De Medellín 196 a Aparecida 2007

De Medellín 196 a Aparecida 2007
Entre continuidade e rupturas, uma viagem sem retorno
 

Jorge PEIXOTO


O documento de Medellín inicia a aventura de renovação da Igreja na América Latina. Não é uma mudança superficial. É a grande viagem do novo modelo eclesial e de reflexão teológica. Uma viagem sem retorno.

Já se passaram quase 40 anos daquele Medellín que representou a “recepção criativa do Concílio Vaticano II” e o começo de “outro modo de ser Igreja” para a América Latina. O Concílio Vaticano II foi uma atualização para iniciar o diálogo da Igreja com o mundo, abrindo-a para uma nova perspectiva pastoral, para mudanças estruturais no interior da Igreja, para uma nova visão da evangelização e para um novo lugar para a construção da utopia do Reino.

Porém, nem tudo estava resolvido, pois permaneciam no interior da Igreja, grupos de pastores e instituições que não tinham assimilado as exigências de tais mudanças, com grandes contradições e conflitos, ainda não por resolver.

Estava começando uma renovação com um novo método pastoral: ver, julgar e agir. Trata-se de processos educativos e de aprendizagem, de caminhos de crescimento e integração, que durante estes últimos anos foram percorridos pelos empobrecidos de nosso Continente e pelo setor da Igreja comprometida com suas Causas, entre confrontos e desencontros, entre assimilações e resistências, com um importante setor da Hierarquia da Igreja.

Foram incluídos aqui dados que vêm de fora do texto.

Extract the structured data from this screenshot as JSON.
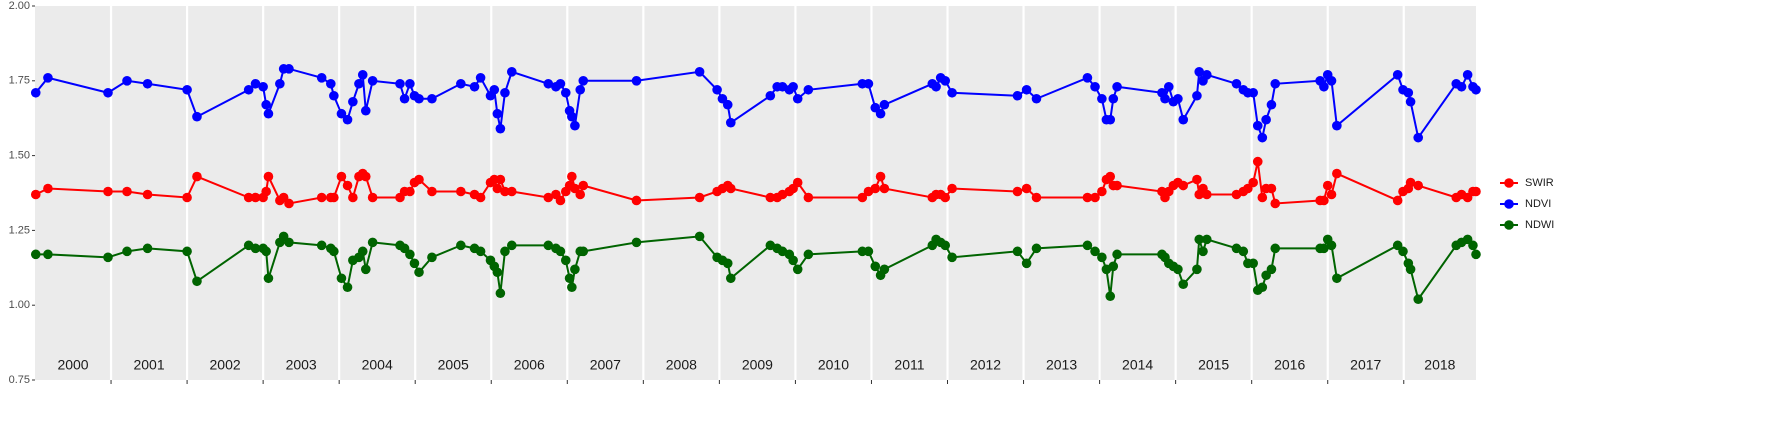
{
  "chart_data": {
    "type": "line",
    "x": [
      2000.01,
      2000.17,
      2000.96,
      2001.21,
      2001.48,
      2002.0,
      2002.13,
      2002.81,
      2002.9,
      2003.0,
      2003.04,
      2003.07,
      2003.22,
      2003.27,
      2003.34,
      2003.77,
      2003.89,
      2003.93,
      2004.03,
      2004.11,
      2004.18,
      2004.26,
      2004.31,
      2004.35,
      2004.44,
      2004.8,
      2004.86,
      2004.93,
      2004.99,
      2005.05,
      2005.22,
      2005.6,
      2005.78,
      2005.86,
      2005.99,
      2006.04,
      2006.08,
      2006.12,
      2006.18,
      2006.27,
      2006.75,
      2006.85,
      2006.91,
      2006.98,
      2007.03,
      2007.06,
      2007.1,
      2007.17,
      2007.21,
      2007.91,
      2008.74,
      2008.97,
      2009.04,
      2009.11,
      2009.15,
      2009.67,
      2009.76,
      2009.83,
      2009.92,
      2009.97,
      2010.03,
      2010.17,
      2010.88,
      2010.96,
      2011.05,
      2011.12,
      2011.17,
      2011.8,
      2011.85,
      2011.91,
      2011.97,
      2012.06,
      2012.92,
      2013.04,
      2013.17,
      2013.84,
      2013.94,
      2014.03,
      2014.09,
      2014.14,
      2014.18,
      2014.23,
      2014.82,
      2014.86,
      2014.91,
      2014.97,
      2015.03,
      2015.1,
      2015.28,
      2015.31,
      2015.36,
      2015.41,
      2015.8,
      2015.89,
      2015.95,
      2016.02,
      2016.08,
      2016.14,
      2016.19,
      2016.26,
      2016.31,
      2016.9,
      2016.95,
      2017.0,
      2017.05,
      2017.12,
      2017.92,
      2017.99,
      2018.06,
      2018.09,
      2018.19,
      2018.69,
      2018.76,
      2018.84,
      2018.91,
      2018.95
    ],
    "series": [
      {
        "name": "SWIR",
        "color": "#ff0000",
        "values": [
          1.37,
          1.39,
          1.38,
          1.38,
          1.37,
          1.36,
          1.43,
          1.36,
          1.36,
          1.36,
          1.38,
          1.43,
          1.35,
          1.36,
          1.34,
          1.36,
          1.36,
          1.36,
          1.43,
          1.4,
          1.36,
          1.43,
          1.44,
          1.43,
          1.36,
          1.36,
          1.38,
          1.38,
          1.41,
          1.42,
          1.38,
          1.38,
          1.37,
          1.36,
          1.41,
          1.42,
          1.39,
          1.42,
          1.38,
          1.38,
          1.36,
          1.37,
          1.35,
          1.38,
          1.4,
          1.43,
          1.39,
          1.37,
          1.4,
          1.35,
          1.36,
          1.38,
          1.39,
          1.4,
          1.39,
          1.36,
          1.36,
          1.37,
          1.38,
          1.39,
          1.41,
          1.36,
          1.36,
          1.38,
          1.39,
          1.43,
          1.39,
          1.36,
          1.37,
          1.37,
          1.36,
          1.39,
          1.38,
          1.39,
          1.36,
          1.36,
          1.36,
          1.38,
          1.42,
          1.43,
          1.4,
          1.4,
          1.38,
          1.36,
          1.38,
          1.4,
          1.41,
          1.4,
          1.42,
          1.37,
          1.39,
          1.37,
          1.37,
          1.38,
          1.39,
          1.41,
          1.48,
          1.36,
          1.39,
          1.39,
          1.34,
          1.35,
          1.35,
          1.4,
          1.37,
          1.44,
          1.35,
          1.38,
          1.39,
          1.41,
          1.4,
          1.36,
          1.37,
          1.36,
          1.38,
          1.38
        ]
      },
      {
        "name": "NDVI",
        "color": "#0000ff",
        "values": [
          1.71,
          1.76,
          1.71,
          1.75,
          1.74,
          1.72,
          1.63,
          1.72,
          1.74,
          1.73,
          1.67,
          1.64,
          1.74,
          1.79,
          1.79,
          1.76,
          1.74,
          1.7,
          1.64,
          1.62,
          1.68,
          1.74,
          1.77,
          1.65,
          1.75,
          1.74,
          1.69,
          1.74,
          1.7,
          1.69,
          1.69,
          1.74,
          1.73,
          1.76,
          1.7,
          1.72,
          1.64,
          1.59,
          1.71,
          1.78,
          1.74,
          1.73,
          1.74,
          1.71,
          1.65,
          1.63,
          1.6,
          1.72,
          1.75,
          1.75,
          1.78,
          1.72,
          1.69,
          1.67,
          1.61,
          1.7,
          1.73,
          1.73,
          1.72,
          1.73,
          1.69,
          1.72,
          1.74,
          1.74,
          1.66,
          1.64,
          1.67,
          1.74,
          1.73,
          1.76,
          1.75,
          1.71,
          1.7,
          1.72,
          1.69,
          1.76,
          1.73,
          1.69,
          1.62,
          1.62,
          1.69,
          1.73,
          1.71,
          1.69,
          1.73,
          1.68,
          1.69,
          1.62,
          1.7,
          1.78,
          1.75,
          1.77,
          1.74,
          1.72,
          1.71,
          1.71,
          1.6,
          1.56,
          1.62,
          1.67,
          1.74,
          1.75,
          1.73,
          1.77,
          1.75,
          1.6,
          1.77,
          1.72,
          1.71,
          1.68,
          1.56,
          1.74,
          1.73,
          1.77,
          1.73,
          1.72
        ]
      },
      {
        "name": "NDWI",
        "color": "#006400",
        "values": [
          1.17,
          1.17,
          1.16,
          1.18,
          1.19,
          1.18,
          1.08,
          1.2,
          1.19,
          1.19,
          1.18,
          1.09,
          1.21,
          1.23,
          1.21,
          1.2,
          1.19,
          1.18,
          1.09,
          1.06,
          1.15,
          1.16,
          1.18,
          1.12,
          1.21,
          1.2,
          1.19,
          1.17,
          1.14,
          1.11,
          1.16,
          1.2,
          1.19,
          1.18,
          1.15,
          1.13,
          1.11,
          1.04,
          1.18,
          1.2,
          1.2,
          1.19,
          1.18,
          1.15,
          1.09,
          1.06,
          1.12,
          1.18,
          1.18,
          1.21,
          1.23,
          1.16,
          1.15,
          1.14,
          1.09,
          1.2,
          1.19,
          1.18,
          1.17,
          1.15,
          1.12,
          1.17,
          1.18,
          1.18,
          1.13,
          1.1,
          1.12,
          1.2,
          1.22,
          1.21,
          1.2,
          1.16,
          1.18,
          1.14,
          1.19,
          1.2,
          1.18,
          1.16,
          1.12,
          1.03,
          1.13,
          1.17,
          1.17,
          1.16,
          1.14,
          1.13,
          1.12,
          1.07,
          1.12,
          1.22,
          1.18,
          1.22,
          1.19,
          1.18,
          1.14,
          1.14,
          1.05,
          1.06,
          1.1,
          1.12,
          1.19,
          1.19,
          1.19,
          1.22,
          1.2,
          1.09,
          1.2,
          1.18,
          1.14,
          1.12,
          1.02,
          1.2,
          1.21,
          1.22,
          1.2,
          1.17
        ]
      }
    ],
    "xlim": [
      2000,
      2018.95
    ],
    "xticks": [
      2001,
      2002,
      2003,
      2004,
      2005,
      2006,
      2007,
      2008,
      2009,
      2010,
      2011,
      2012,
      2013,
      2014,
      2015,
      2016,
      2017,
      2018
    ],
    "year_labels": [
      "2000",
      "2001",
      "2002",
      "2003",
      "2004",
      "2005",
      "2006",
      "2007",
      "2008",
      "2009",
      "2010",
      "2011",
      "2012",
      "2013",
      "2014",
      "2015",
      "2016",
      "2017",
      "2018"
    ],
    "ylim": [
      0.75,
      2.0
    ],
    "yticks": [
      0.75,
      {
        "value": 1.0,
        "label": "1.00"
      },
      1.25,
      {
        "value": 1.5,
        "label": "1.50"
      },
      1.75,
      {
        "value": 2.0,
        "label": "2.00"
      }
    ],
    "grid": "x",
    "legend": "right"
  }
}
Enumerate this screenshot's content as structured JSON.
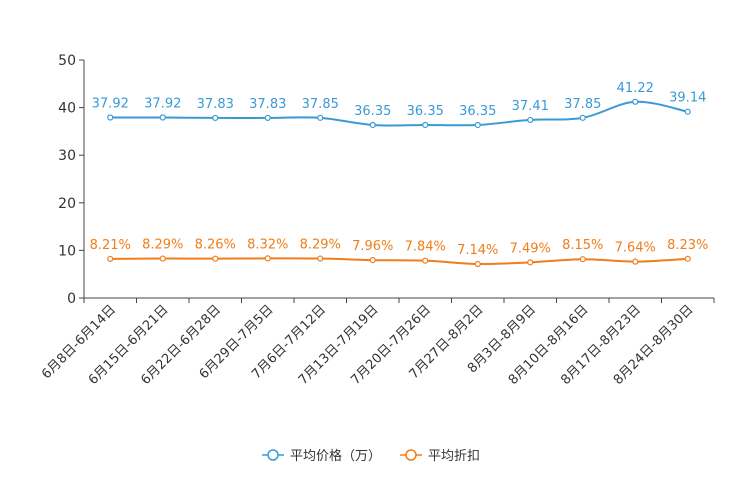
{
  "chart_data": {
    "type": "line",
    "categories": [
      "6月8日-6月14日",
      "6月15日-6月21日",
      "6月22日-6月28日",
      "6月29日-7月5日",
      "7月6日-7月12日",
      "7月13日-7月19日",
      "7月20日-7月26日",
      "7月27日-8月2日",
      "8月3日-8月9日",
      "8月10日-8月16日",
      "8月17日-8月23日",
      "8月24日-8月30日"
    ],
    "ylim": [
      0,
      50
    ],
    "yticks": [
      0,
      10,
      20,
      30,
      40,
      50
    ],
    "series": [
      {
        "name": "平均价格（万）",
        "color": "#3a9ad6",
        "values": [
          37.92,
          37.92,
          37.83,
          37.83,
          37.85,
          36.35,
          36.35,
          36.35,
          37.41,
          37.85,
          41.22,
          39.14
        ],
        "labels": [
          "37.92",
          "37.92",
          "37.83",
          "37.83",
          "37.85",
          "36.35",
          "36.35",
          "36.35",
          "37.41",
          "37.85",
          "41.22",
          "39.14"
        ]
      },
      {
        "name": "平均折扣",
        "color": "#f07d1a",
        "values": [
          8.21,
          8.29,
          8.26,
          8.32,
          8.29,
          7.96,
          7.84,
          7.14,
          7.49,
          8.15,
          7.64,
          8.23
        ],
        "labels": [
          "8.21%",
          "8.29%",
          "8.26%",
          "8.32%",
          "8.29%",
          "7.96%",
          "7.84%",
          "7.14%",
          "7.49%",
          "8.15%",
          "7.64%",
          "8.23%"
        ]
      }
    ],
    "legend_position": "bottom-center",
    "grid": false
  }
}
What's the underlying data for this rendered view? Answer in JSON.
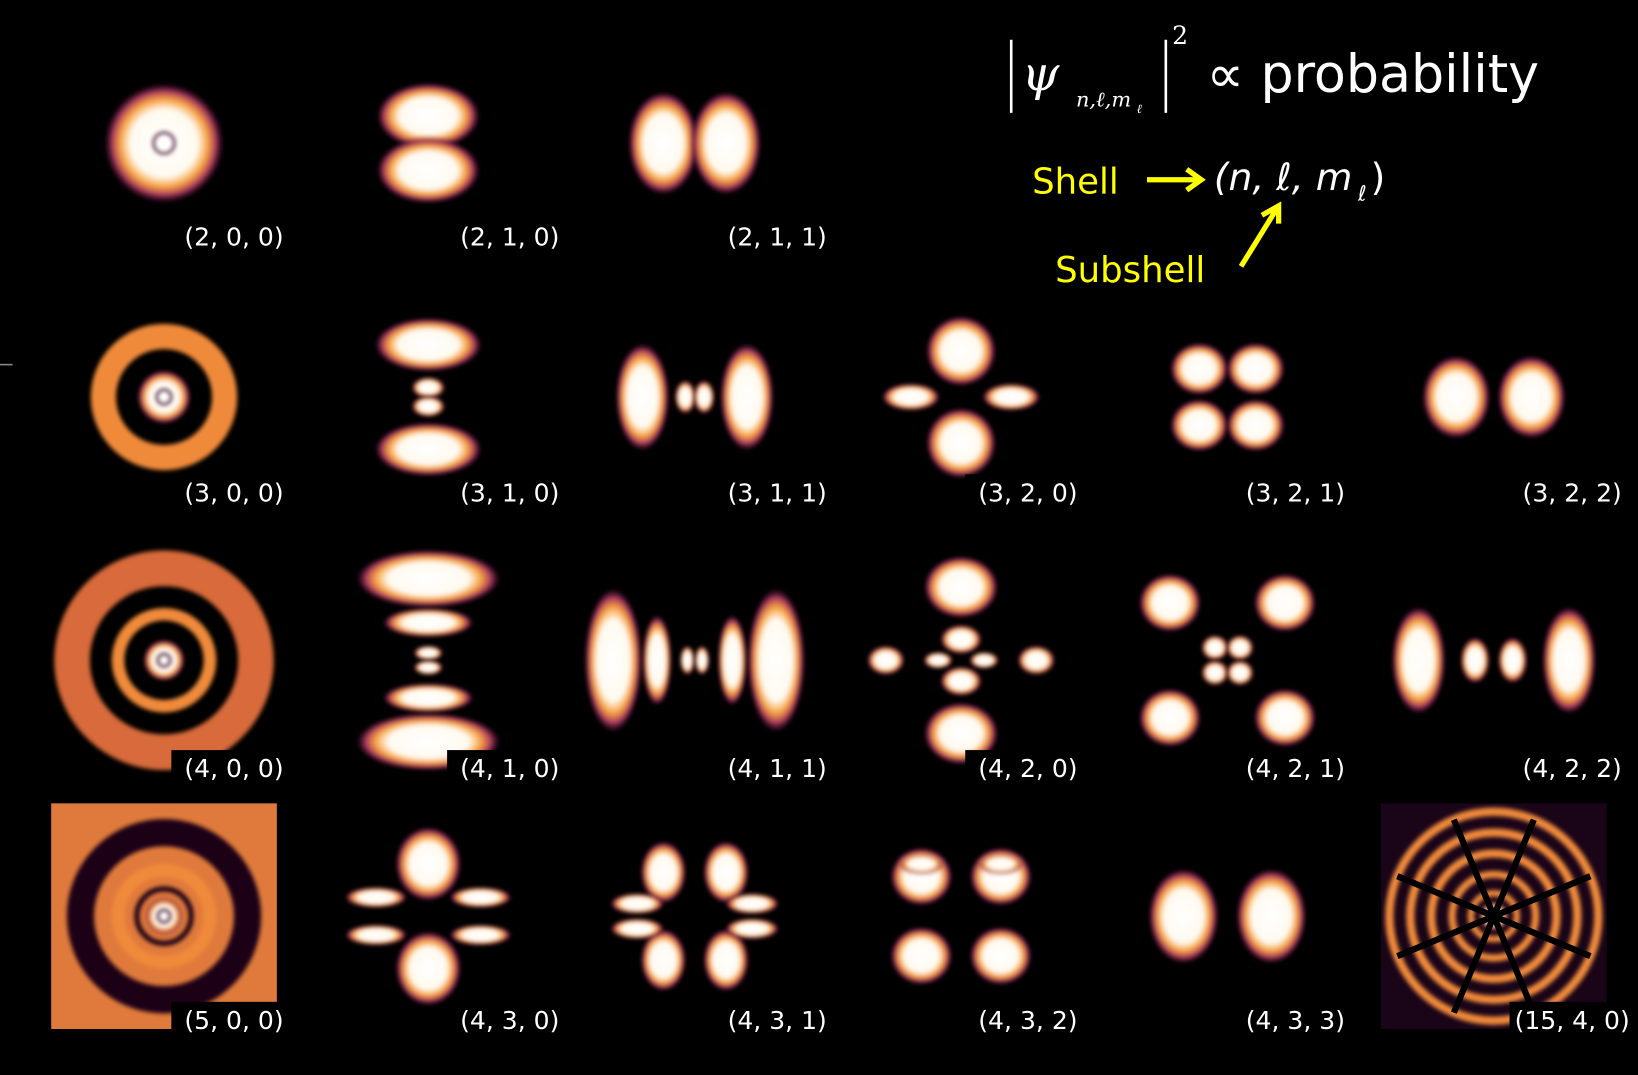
{
  "formula": {
    "psi": "ψ",
    "subscript": "n,ℓ,m",
    "subsubscript": "ℓ",
    "exponent": "2",
    "relation": "∝ probability"
  },
  "legend": {
    "shell": "Shell",
    "subshell": "Subshell",
    "tuple_open": "(n, ℓ, m",
    "tuple_sub": "ℓ",
    "tuple_close": ")"
  },
  "orbitals": [
    {
      "label": "(2, 0, 0)"
    },
    {
      "label": "(2, 1, 0)"
    },
    {
      "label": "(2, 1, 1)"
    },
    {
      "label": "(3, 0, 0)"
    },
    {
      "label": "(3, 1, 0)"
    },
    {
      "label": "(3, 1, 1)"
    },
    {
      "label": "(3, 2, 0)"
    },
    {
      "label": "(3, 2, 1)"
    },
    {
      "label": "(3, 2, 2)"
    },
    {
      "label": "(4, 0, 0)"
    },
    {
      "label": "(4, 1, 0)"
    },
    {
      "label": "(4, 1, 1)"
    },
    {
      "label": "(4, 2, 0)"
    },
    {
      "label": "(4, 2, 1)"
    },
    {
      "label": "(4, 2, 2)"
    },
    {
      "label": "(5, 0, 0)"
    },
    {
      "label": "(4, 3, 0)"
    },
    {
      "label": "(4, 3, 1)"
    },
    {
      "label": "(4, 3, 2)"
    },
    {
      "label": "(4, 3, 3)"
    },
    {
      "label": "(15, 4, 0)"
    }
  ]
}
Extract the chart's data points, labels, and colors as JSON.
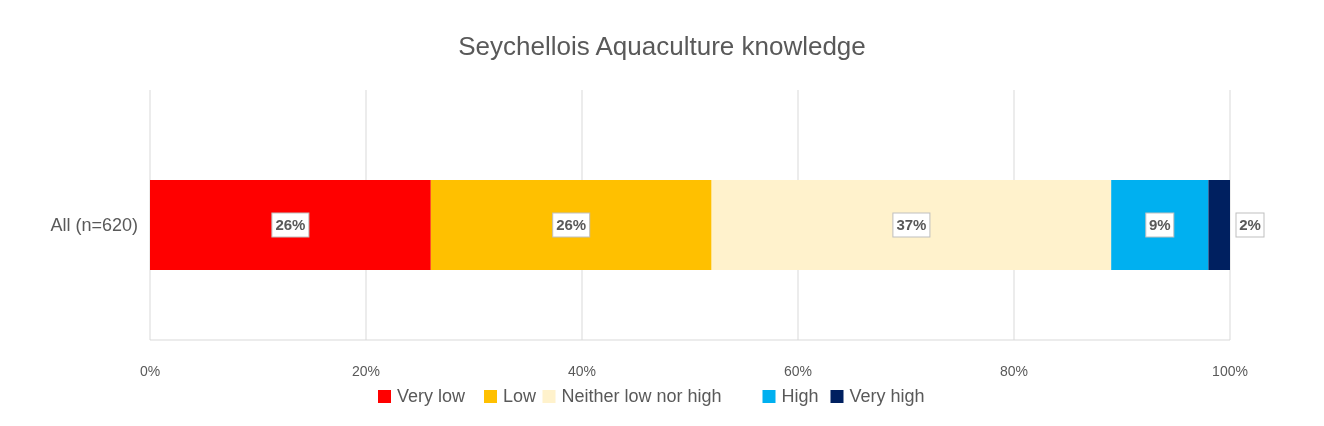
{
  "chart_data": {
    "type": "bar",
    "orientation": "horizontal",
    "stacked": true,
    "title": "Seychellois Aquaculture knowledge",
    "categories": [
      "All (n=620)"
    ],
    "series": [
      {
        "name": "Very low",
        "color": "#ff0000",
        "values": [
          26
        ],
        "value_labels": [
          "26%"
        ]
      },
      {
        "name": "Low",
        "color": "#ffc000",
        "values": [
          26
        ],
        "value_labels": [
          "26%"
        ]
      },
      {
        "name": "Neither low nor high",
        "color": "#fff2cc",
        "values": [
          37
        ],
        "value_labels": [
          "37%"
        ]
      },
      {
        "name": "High",
        "color": "#00b0f0",
        "values": [
          9
        ],
        "value_labels": [
          "9%"
        ]
      },
      {
        "name": "Very high",
        "color": "#002060",
        "values": [
          2
        ],
        "value_labels": [
          "2%"
        ]
      }
    ],
    "xlim": [
      0,
      100
    ],
    "xticks": [
      {
        "value": 0,
        "label": "0%"
      },
      {
        "value": 20,
        "label": "20%"
      },
      {
        "value": 40,
        "label": "40%"
      },
      {
        "value": 60,
        "label": "60%"
      },
      {
        "value": 80,
        "label": "80%"
      },
      {
        "value": 100,
        "label": "100%"
      }
    ],
    "grid": "x",
    "legend": "bottom"
  }
}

Medellín nos ensinou a olhar a realidade de outro modo, nos permitiu ler as fontes do cristianismo de outra maneira, mudar nossa perspectiva e entrar em contradição com o verticalismo da instituição eclesial quando esta se distanciava do compromisso com as Causas da libertação e da justiça. Medellín 1968 nos convida para o compromisso de toda a Igreja com os pobres, animando a missão evangelizadora e libertadora ao propor uma pastoral de conjunto a partir das Comunidades Eclesiais de Base, na lógica de uma eclesiologia de comunhão. Esta chave de leitura é muito importante, já que a comunhão se expressa a partir das pequenas comunidades de base e do encontro com os movimentos emancipatórios.

Um novo modo de ser Igreja se torna teologia

O processo de reflexão popular que começou a acontecer nos centros de estudo, nas comunidades de base e na teologia da libertação foi extraordinário. Este tipo de reflexão tornou-se um fenômeno cultural, que se apresenta como alternativa leiga à teologia da dominação, pensada escolasticamente, sem fundamento bíblico e a partir dos centros de poder. Este modo de fazer teologia é o laço de continuidade que testemunham as mesmas comunidades, enraizadas na sabedoria e na sensibilidade dos pobres junto aos que lutam por uma transformação da realidade. Nasce da leitura orante da Palavra, se relaciona com o caminhar das organizações não governamentais, é ecumênico e pluralista.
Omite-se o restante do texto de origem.